The traditional framework for establishing a prima facie case of
discrimination based on religious accommodation requires complainant to
demonstrate that: (1) he or she has a bona fide religious belief, the
practice of which conflicted with their employment, (2) he or she informed
the agency of this belief and conflict, and (3) the agency nevertheless
enforced its requirement against the complainant. Heller v. EBB Auto Co.,
8 F.3d 1433, 1438 (9th Cir. 1993); Turpen v. Missouri-Kansas-Texas R.R.
Co., 736 F.2d 1022, 1026 (5th Cir. 1984).
Here, the complainant, a Muslim, had a bona fide religious belief, i.e.,
wearing a kufi was religious wear and followed the ways of the prophet
Mohammad. While the complainant testified that he was not obligated to
wear the kufi, he did so as part of his bona fide religious belief. The AJ
cited Nesbitt v. United States Postal Service, EEOC Appeal No. 01996248
(September 19, 2000), to support the conclusion that the agency need only
accommodate the fundamental tenets of the religion, not the complainant's
optional wearing of the kufi.
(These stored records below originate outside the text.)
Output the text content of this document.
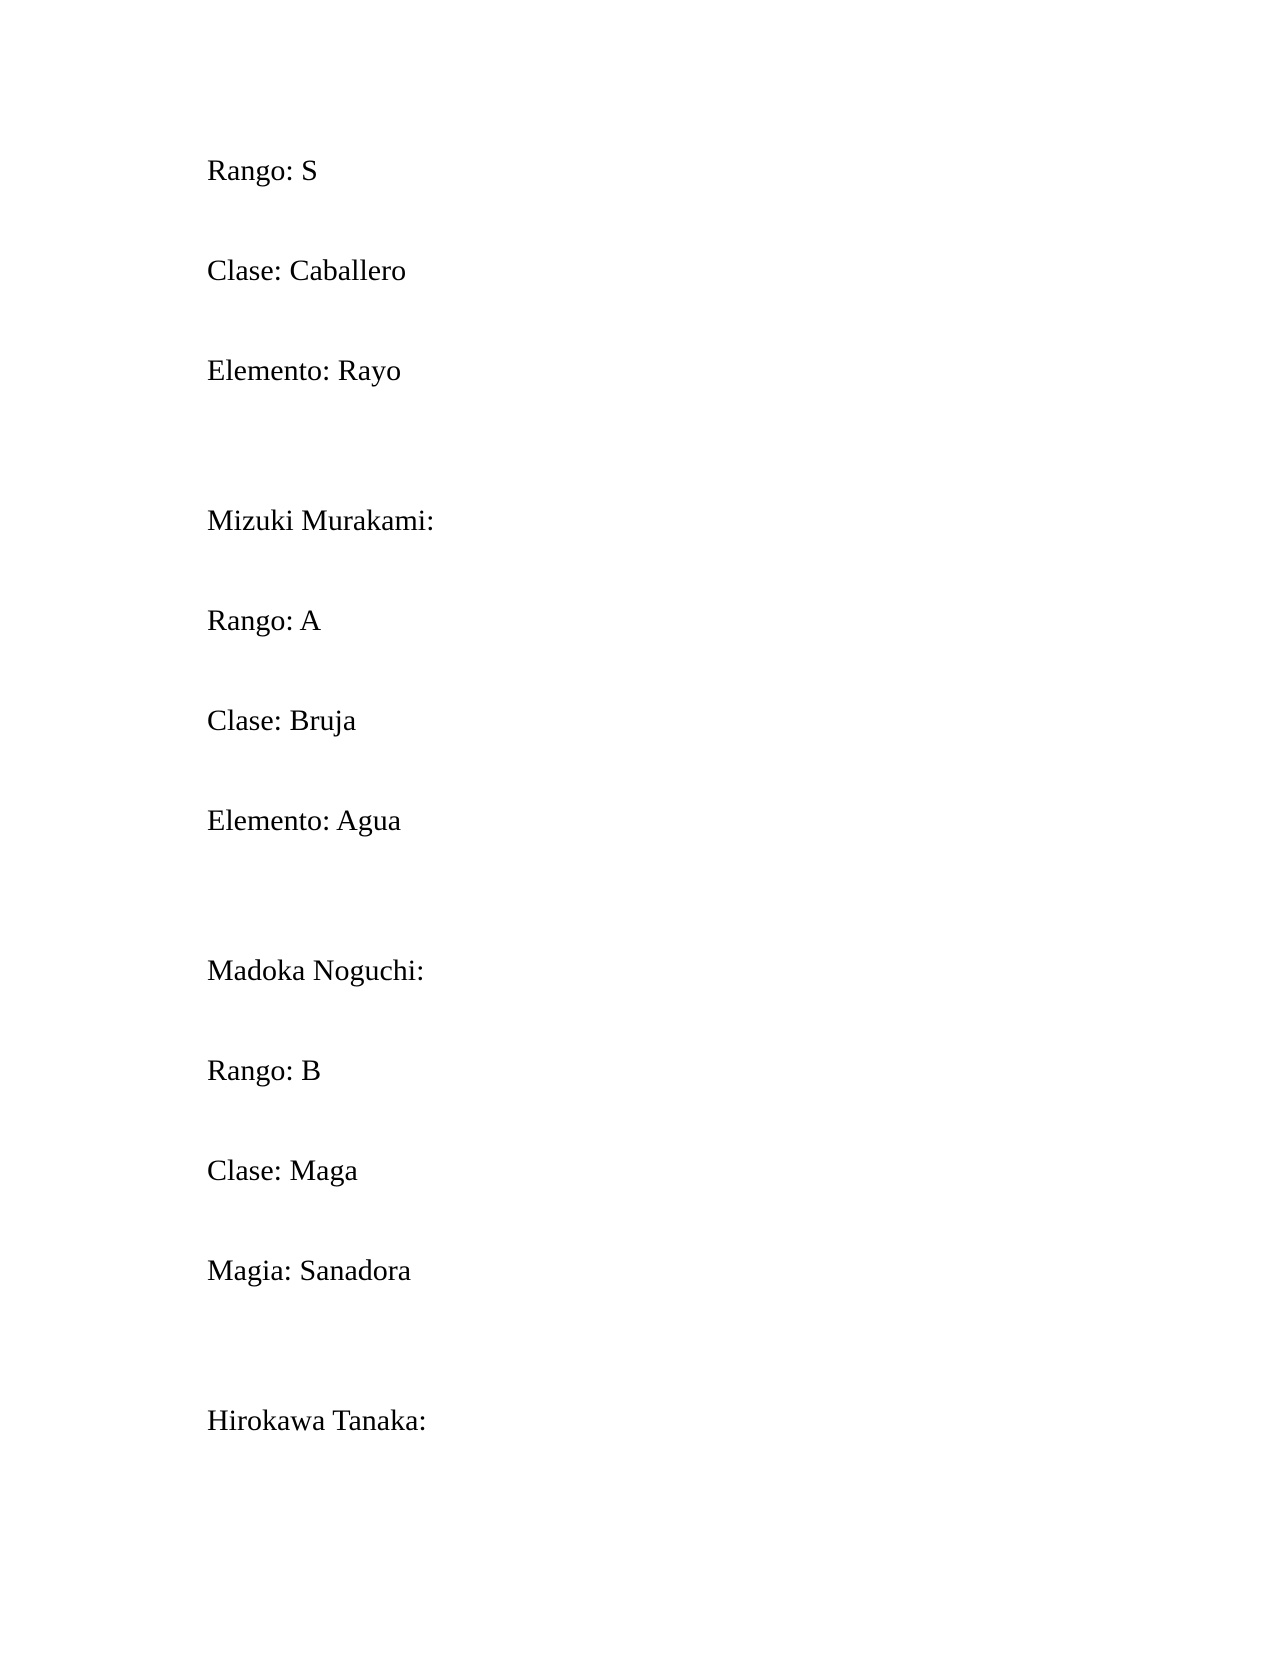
Rango: S

Clase: Caballero

Elemento: Rayo

Mizuki Murakami:

Rango: A

Clase: Bruja

Elemento: Agua

Madoka Noguchi:

Rango: B

Clase: Maga

Magia: Sanadora

Hirokawa Tanaka:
However, Nesbitt sought only to distinguish
religious activity from other types of activity and did not rule that only
the fundamental tenets of a religion need be accommodated. The wearing of
a kufi conflicted with the agency's employment uniform policy, and the
agency enforced this policy against the complainant. The complainant
established a prima facie case of religious accommodation discrimination.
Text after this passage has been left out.